あと「今回はハンス・ジマーじゃないの?」って思ったぐらい、いつもと違うアプローチで映画を盛り上げてくれたハンス・ジマー先生、この人もまたいい仕事していました。
ココが×
上に書いた通り、「かなり難しい」のと、「説明が少ない」点でしょうか。
置いて行かれる人も続出するでしょうし、「すげー寝た」って人がいてもおかしくない、かなり振り切った作りの映画だと思います。というか振り切らないとこんなすごい映画作れないですよ。
とんでもない名声を得ても守らずに、自分の世界を貫き通すノーラン、そこがまた素晴らしい。
あと一応指摘しておきますが、結構気になる部分を特に裏付けもなくさっくりやり過ごしちゃうシーンもいくつかあり、ご都合主義的な作りの部分があったことは否めません。今回はガッツリ科学ベースのストーリーにしているだけに、今後いろいろとアンチ方面から検証という名のイチャモンが付けられそう。
そういう意味で完成度という点では「インセプション」の方が上だったかもしれません。夢だからなんでもアリだし。個人的にも(どっちも好きですが)「インセプション」の方が好きです。
MVA
さぁさぁ、そんなわけでMVA。
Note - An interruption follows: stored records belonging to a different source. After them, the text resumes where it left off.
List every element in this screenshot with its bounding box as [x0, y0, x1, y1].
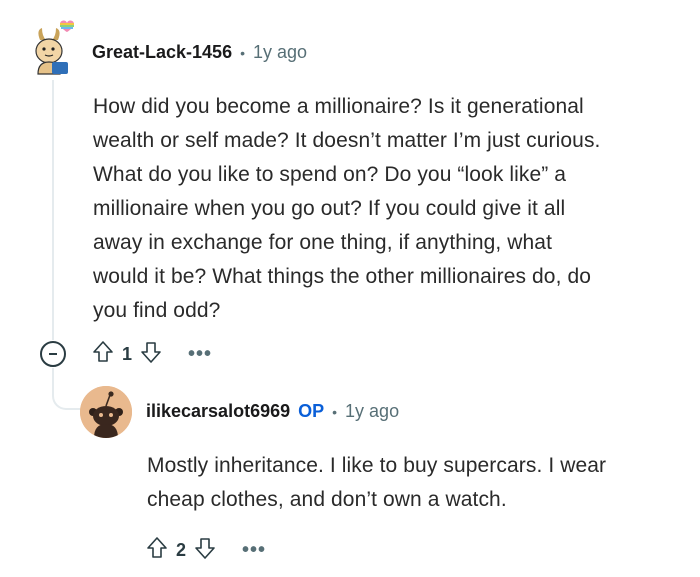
reply-line: Mostly inheritance. I like to buy superc… — [147, 454, 607, 477]
user-avatar[interactable] — [30, 18, 78, 76]
comment-line: How did you become a millionaire? Is it … — [93, 95, 584, 118]
upvote-arrow-icon — [147, 537, 167, 558]
comment-line: you find odd? — [93, 299, 221, 322]
comment-body: How did you become a millionaire? Is it … — [93, 90, 683, 328]
upvote-button[interactable] — [92, 340, 114, 369]
comment-line: What do you like to spend on? Do you “lo… — [93, 163, 567, 186]
comment-line: wealth or self made? It doesn’t matter I… — [93, 129, 601, 152]
reply-upvote-button[interactable] — [146, 536, 168, 565]
reply-connector — [52, 368, 80, 410]
downvote-arrow-icon — [141, 342, 161, 363]
reply-body: Mostly inheritance. I like to buy superc… — [147, 449, 687, 517]
reply-downvote-button[interactable] — [194, 536, 216, 565]
comment-line: millionaire when you go out? If you coul… — [93, 197, 566, 220]
reply-vote-count: 2 — [176, 540, 187, 560]
vote-count: 1 — [122, 344, 133, 364]
reply-more-options-button[interactable]: ••• — [242, 539, 266, 562]
more-options-button[interactable]: ••• — [188, 343, 212, 366]
reply-timestamp[interactable]: 1y ago — [345, 401, 399, 422]
op-badge: OP — [298, 401, 325, 421]
upvote-arrow-icon — [93, 341, 113, 362]
comment-username[interactable]: Great-Lack-1456 — [92, 42, 232, 63]
comment-line: would it be? What things the other milli… — [93, 265, 592, 288]
reply-line: cheap clothes, and don’t own a watch. — [147, 488, 507, 511]
downvote-button[interactable] — [140, 340, 162, 369]
reply-user-avatar[interactable] — [80, 386, 132, 438]
meta-separator: • — [332, 403, 338, 420]
collapse-thread-button[interactable] — [40, 341, 66, 367]
meta-separator: • — [240, 44, 245, 61]
thread-line — [52, 80, 54, 340]
comment-timestamp[interactable]: 1y ago — [253, 42, 307, 63]
collapse-icon — [49, 353, 57, 355]
downvote-arrow-icon — [195, 538, 215, 559]
comment-line: away in exchange for one thing, if anyth… — [93, 231, 553, 254]
reply-username[interactable]: ilikecarsalot6969 — [146, 401, 290, 422]
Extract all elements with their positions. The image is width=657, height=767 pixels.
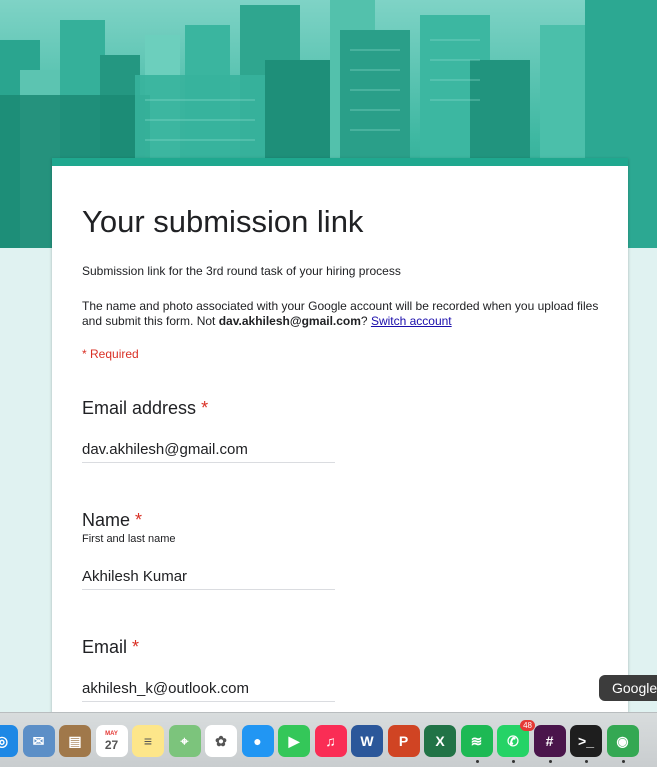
spotify-glyph: ≋ bbox=[470, 732, 483, 749]
notification-badge: 48 bbox=[520, 720, 535, 731]
notes-book-glyph: ▤ bbox=[68, 732, 82, 749]
messages-glyph: ● bbox=[253, 733, 262, 749]
required-star: * bbox=[201, 398, 209, 418]
facetime-glyph: ▶ bbox=[288, 732, 300, 749]
whatsapp-glyph: ✆ bbox=[507, 732, 519, 749]
music-glyph: ♫ bbox=[325, 733, 336, 749]
notes-glyph: ≡ bbox=[143, 733, 153, 749]
dock-tooltip: Google bbox=[599, 675, 657, 701]
photos-glyph: ✿ bbox=[215, 732, 227, 749]
running-indicator bbox=[548, 760, 552, 763]
running-indicator bbox=[512, 760, 515, 763]
required-star: * bbox=[135, 510, 143, 530]
preview-glyph: ✉ bbox=[32, 732, 45, 749]
running-indicator bbox=[585, 760, 588, 763]
facetime-icon[interactable]: ▶ bbox=[278, 725, 310, 757]
safari-glyph: ◎ bbox=[0, 732, 9, 749]
slack-icon[interactable]: # bbox=[533, 725, 566, 757]
question-label-text: Email address bbox=[82, 398, 197, 418]
excel-icon[interactable]: X bbox=[424, 725, 456, 757]
macos-dock: ◎ ✉ ▤ MAY 27 ≡ ⌖ ✿ ● ▶ ♫ W P X ≋ ✆ 48 # >_ ◉ bbox=[0, 712, 657, 767]
question-help-text: First and last name bbox=[82, 533, 176, 545]
form-title: Your submission link bbox=[82, 204, 364, 239]
form-description: Submission link for the 3rd round task o… bbox=[82, 264, 401, 278]
word-glyph: W bbox=[360, 733, 374, 749]
question-label: Email * bbox=[82, 637, 139, 658]
maps-icon[interactable]: ⌖ bbox=[168, 725, 201, 757]
excel-glyph: X bbox=[435, 733, 445, 749]
switch-account-link[interactable]: Switch account bbox=[371, 314, 452, 328]
chrome-icon[interactable]: ◉ bbox=[606, 725, 639, 757]
powerpoint-icon[interactable]: P bbox=[387, 725, 420, 757]
terminal-icon[interactable]: >_ bbox=[570, 725, 602, 757]
account-notice: The name and photo associated with your … bbox=[82, 299, 602, 329]
calendar-day: 27 bbox=[104, 737, 119, 752]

もーね、やっぱりみなさんいいわけですよ。当たり前のように。
主演のマシュー・マコノヒーはこれだけの大作を真正面から受け止める素晴らしい演技で、キャラクターもすごく似合ってて良かったし、黒髪ショートが激マブのアン・ハサウェイ、これまた脂が乗り切ってるぜという感じでパーフェクト。知的で魅力的なヒロインとしてこの人以上のキャスティングは無かった気がします。マイケル・ケインも相変わらず締めてくれるし、ジェシカ・チャステインもお見事…と悩ましいところですが! 今回はこの人だ!
マッケンジー・フォイ(マーフ(幼少期)役)
登場時間は主要メンバーと比べれば長くない方ですが、まさに物語のキーマンと言った存在。
やっぱり父親のクーパーが旅立った時点でのマーフが幼少期だったので、自ずと幼少期の彼女の存在が大きいわけです。物語的に。
アン・ハサウェイの幼少期か、ってぐらいかわいくて、演技もものすごく良かった。この子の一挙手一投足で涙が浮かぶ、って話ですよ。ぜひクロエばりに順調に育って欲しいところ。